Freestyle immigration and the visa run

Not too long ago I was at a house party in Prague, Czech Republic. Somebody introduced me to some Americans who I was told had similar interests in technology.

They were operating an offshore web site and living very well (if you guessed it is either a gambling, dating or porn web site, you are right, it is one of those). They had spent 10 years in Prague living on tourist visas. Authorities seemed quite happy for them to remain as long as they left every 3 months and spent 1 night abroad, a typical visa run. That could be as simple as a train journey to Vienna, Austria and an overnight stay.


Making a visa run in comfort and style with European railways. The Railjet train pictured includes free wifi, a lot cheaper than the $20 billion Tony Abbott plans to spend rolling out yesterday's technology in Australia

When the EU expanded and more of these eastern European countries abolished border controls, this system became much more convoluted for those who depend on the visa run. However, it remains common in many Asian and Latin American countries and ex-pats continue to live like this.

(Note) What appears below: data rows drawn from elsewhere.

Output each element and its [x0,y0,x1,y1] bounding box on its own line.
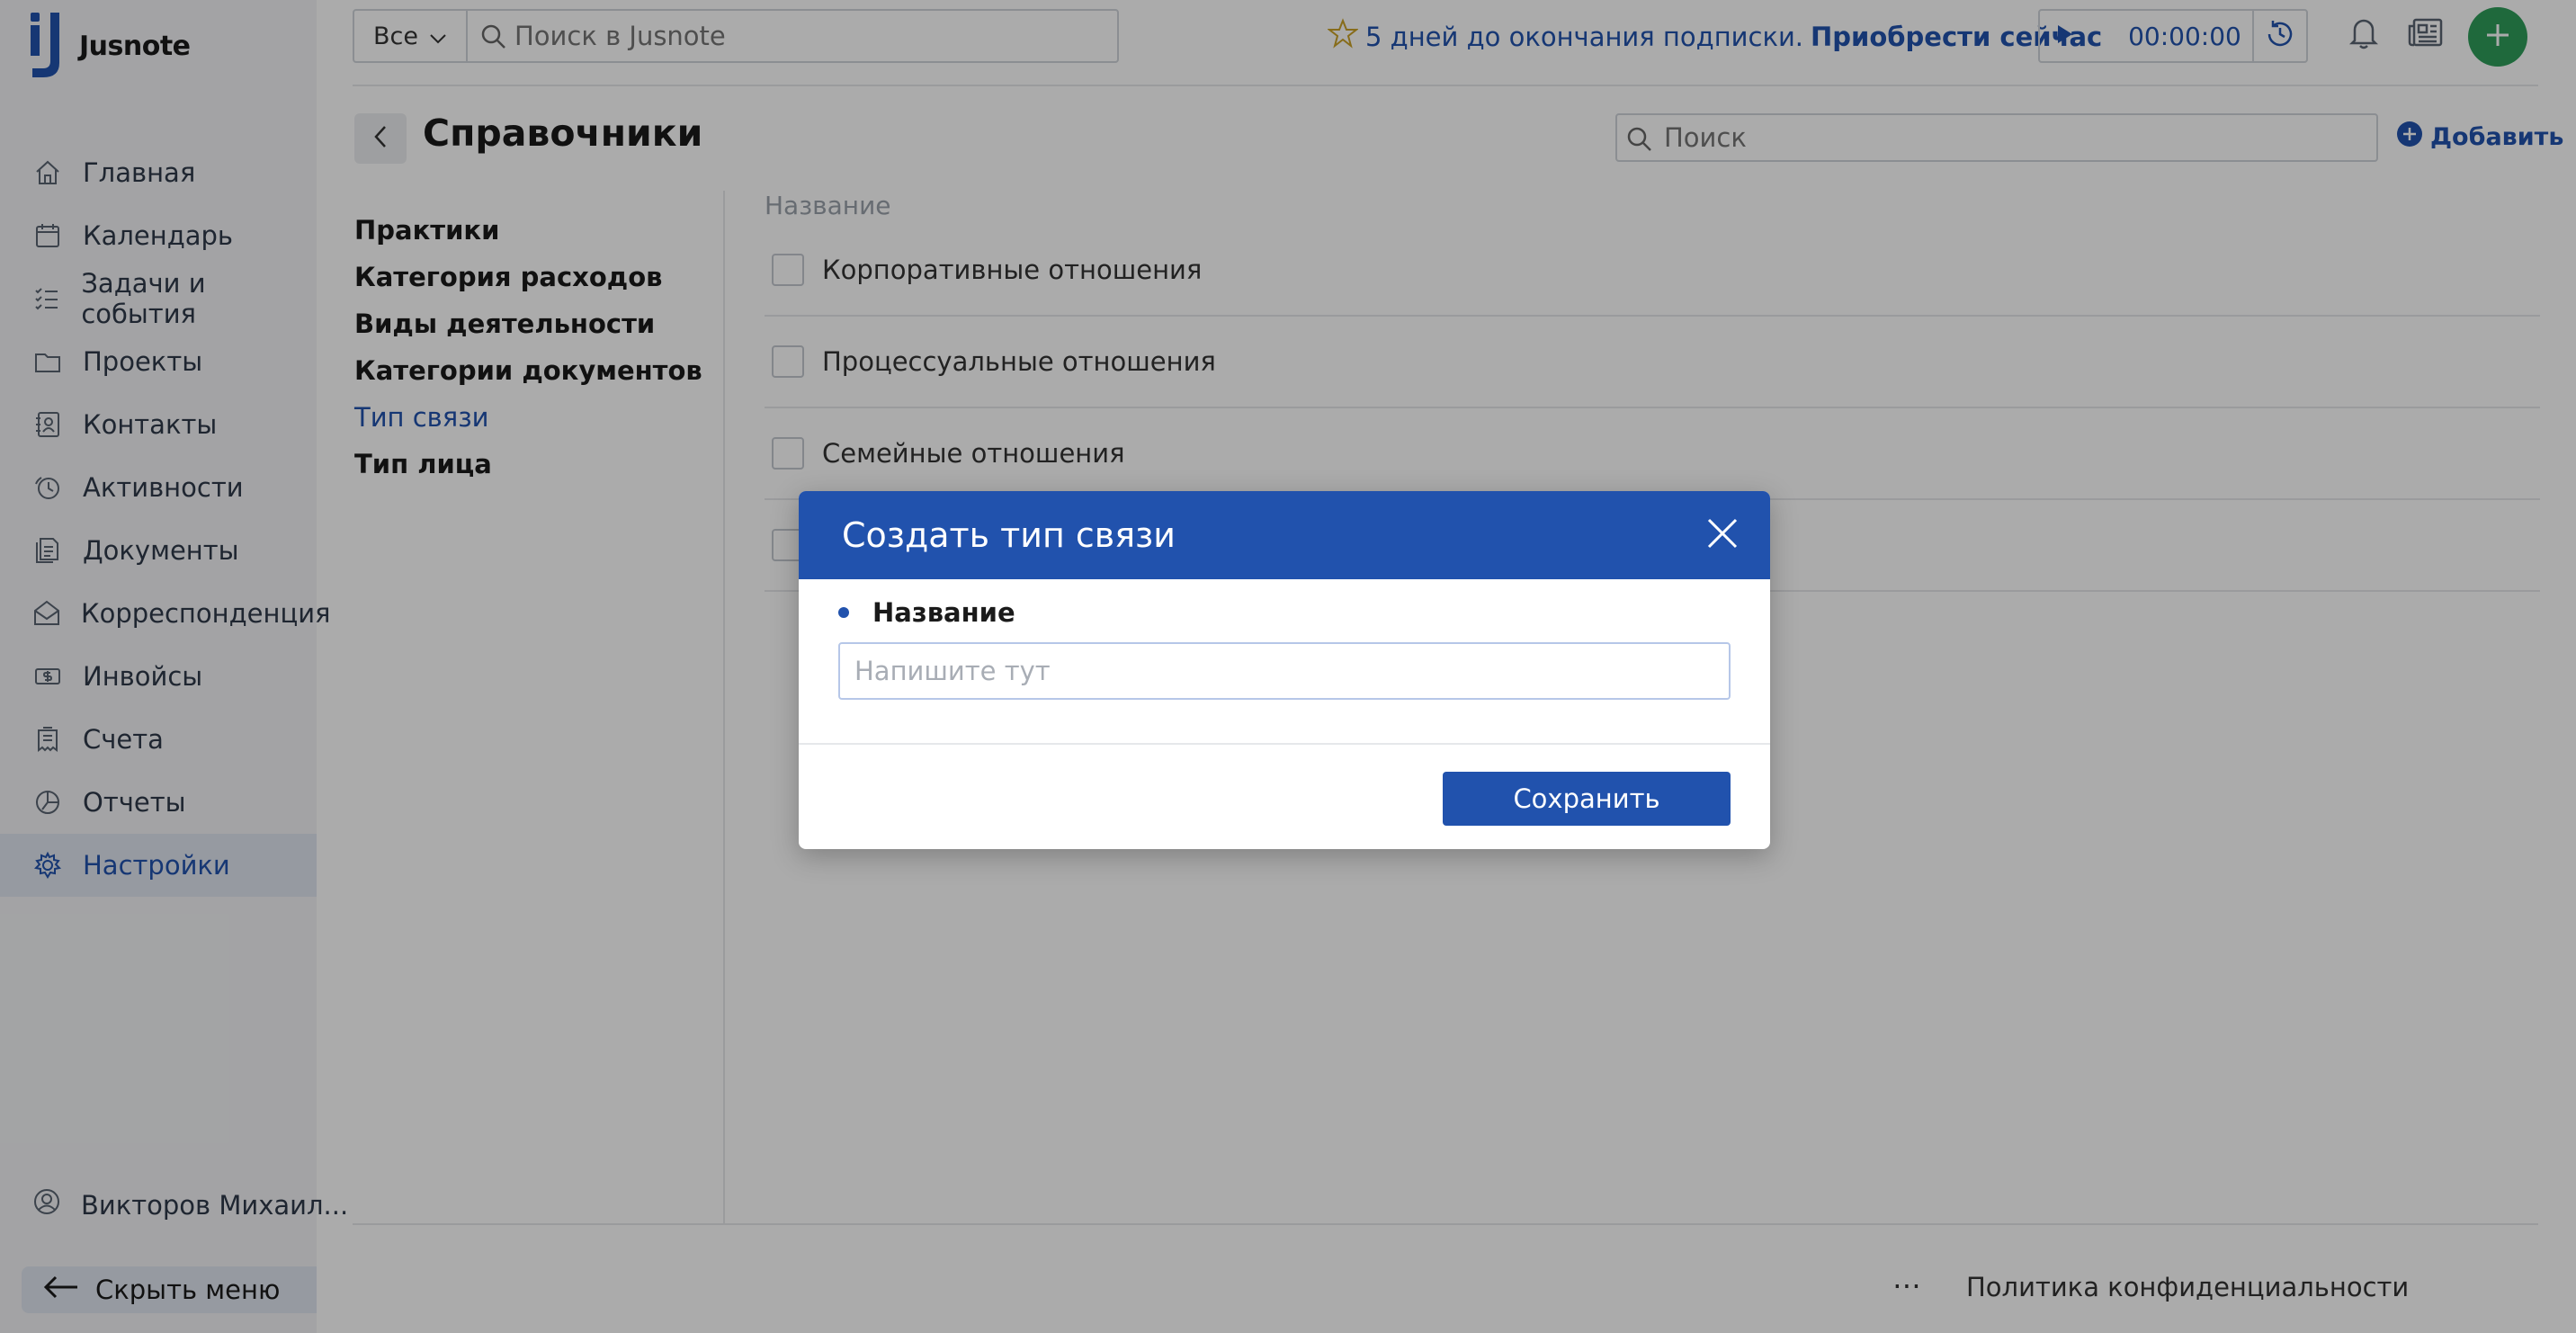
close-button[interactable] [1702,514,1743,556]
create-relation-type-dialog: Создать тип связи Название Сохранить [799,491,1770,849]
required-indicator [838,607,849,618]
name-input[interactable] [838,642,1731,700]
dialog-header: Создать тип связи [799,491,1770,579]
dialog-divider [799,743,1770,745]
save-button[interactable]: Сохранить [1443,772,1731,826]
name-label-text: Название [872,597,1015,628]
dialog-title: Создать тип связи [842,515,1176,555]
close-icon [1706,517,1739,553]
name-field-label: Название [838,597,1015,628]
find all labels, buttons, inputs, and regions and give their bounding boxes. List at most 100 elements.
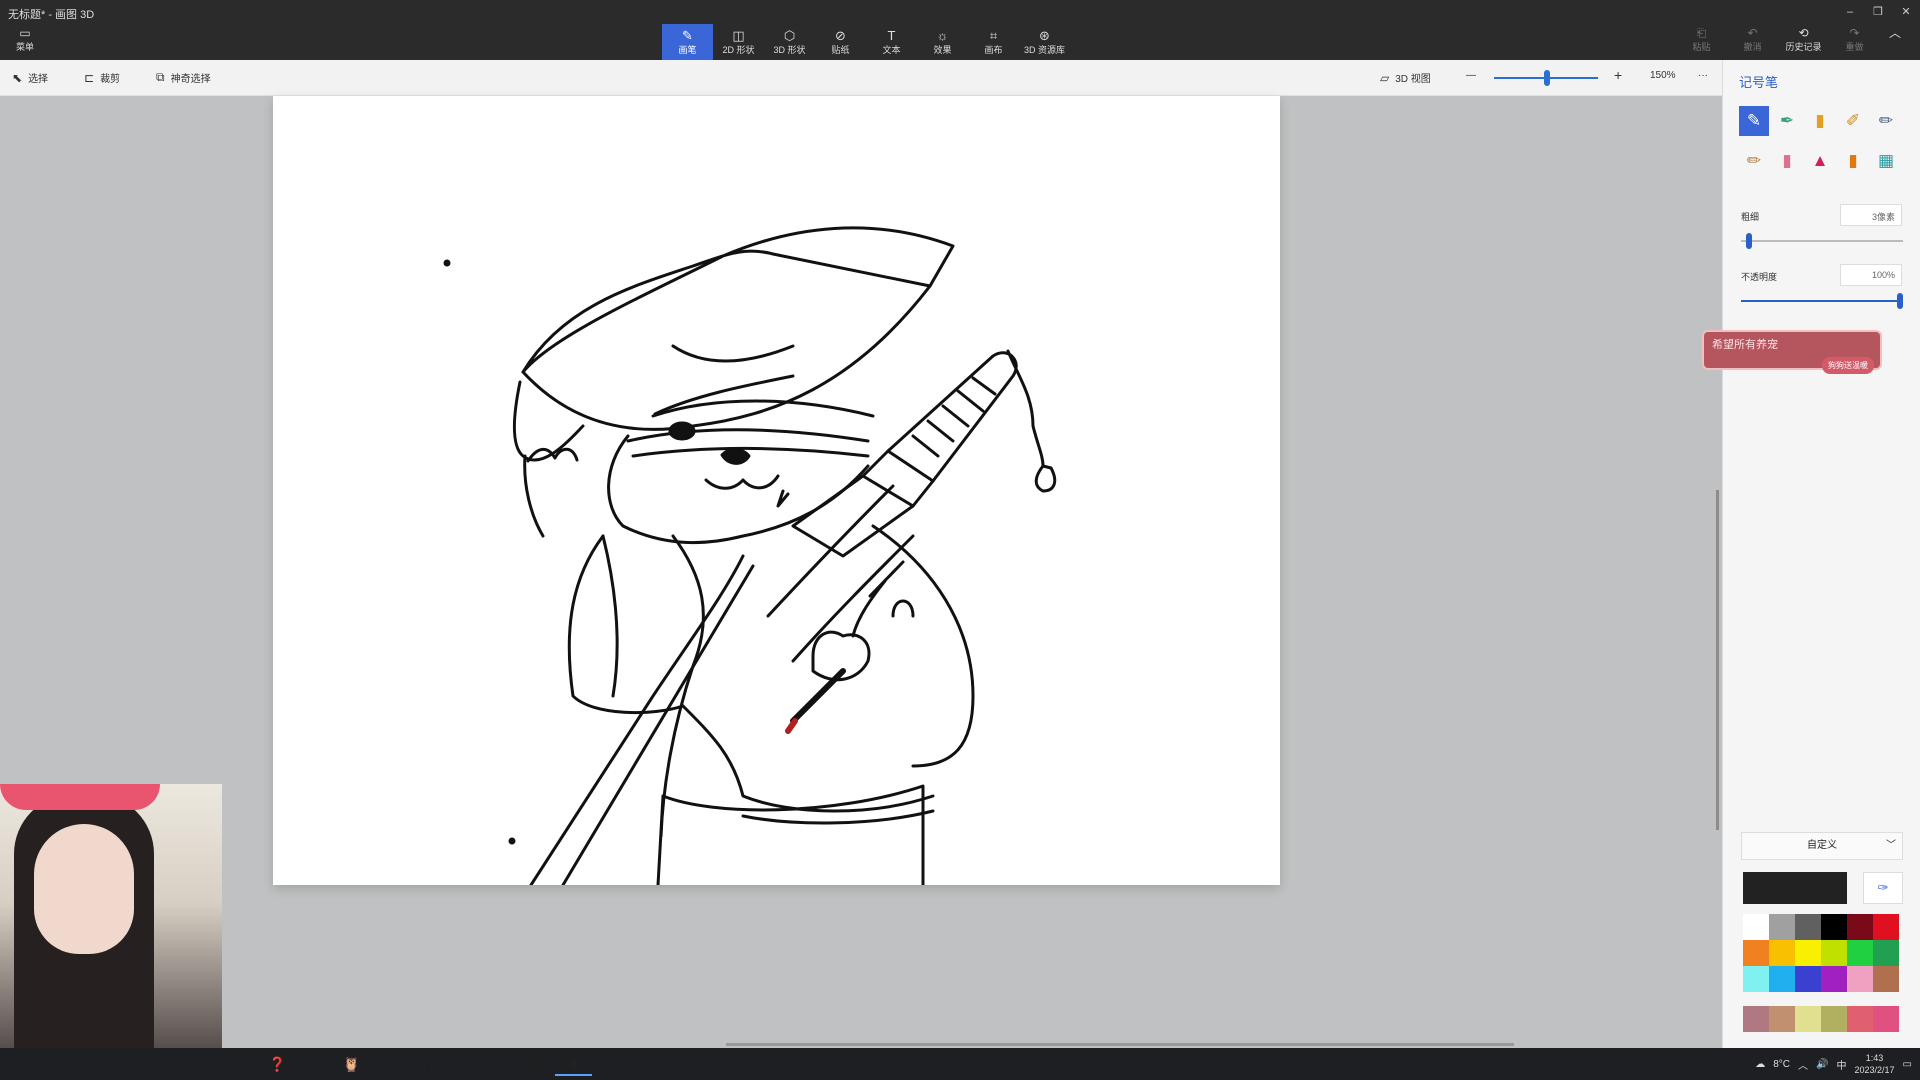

To make this effective, the ex-pats typically need to have an international private health insurance policy (high quality offshore policies can be found quickly with a search engine) and not aspire to work in a normal 9-5 job.

Conclusion

Young Australians might not want to just consider travel, it may even become unavoidable. The reality is, by 2020, one in three Australians will be a retired baby boomer and one way or another, whichever Government is in office will be unable to avoid taxing those of working age to pay for the health care and pension promises made to older generations. Serious expenditure on public infrastructure such as broadband or high speed rail appears to remain a pipe dream.

Moving abroad, however, has always been fun. Look at the way multinational companies make countries compete to attract their new factories and other projects: why should any individual citizen be any less demanding in choosing where they work, play, surf the net and get the best value for whatever taxes they have to pay?

Some people raise questions of patriotism or responsibility to the nation. Think again. The 200,000 Australians who live abroad or travel extensively make a significant contribution to Australia's international profile, engage in new trade initiatives, bring skills back to Australia and generally represent what our country is really about.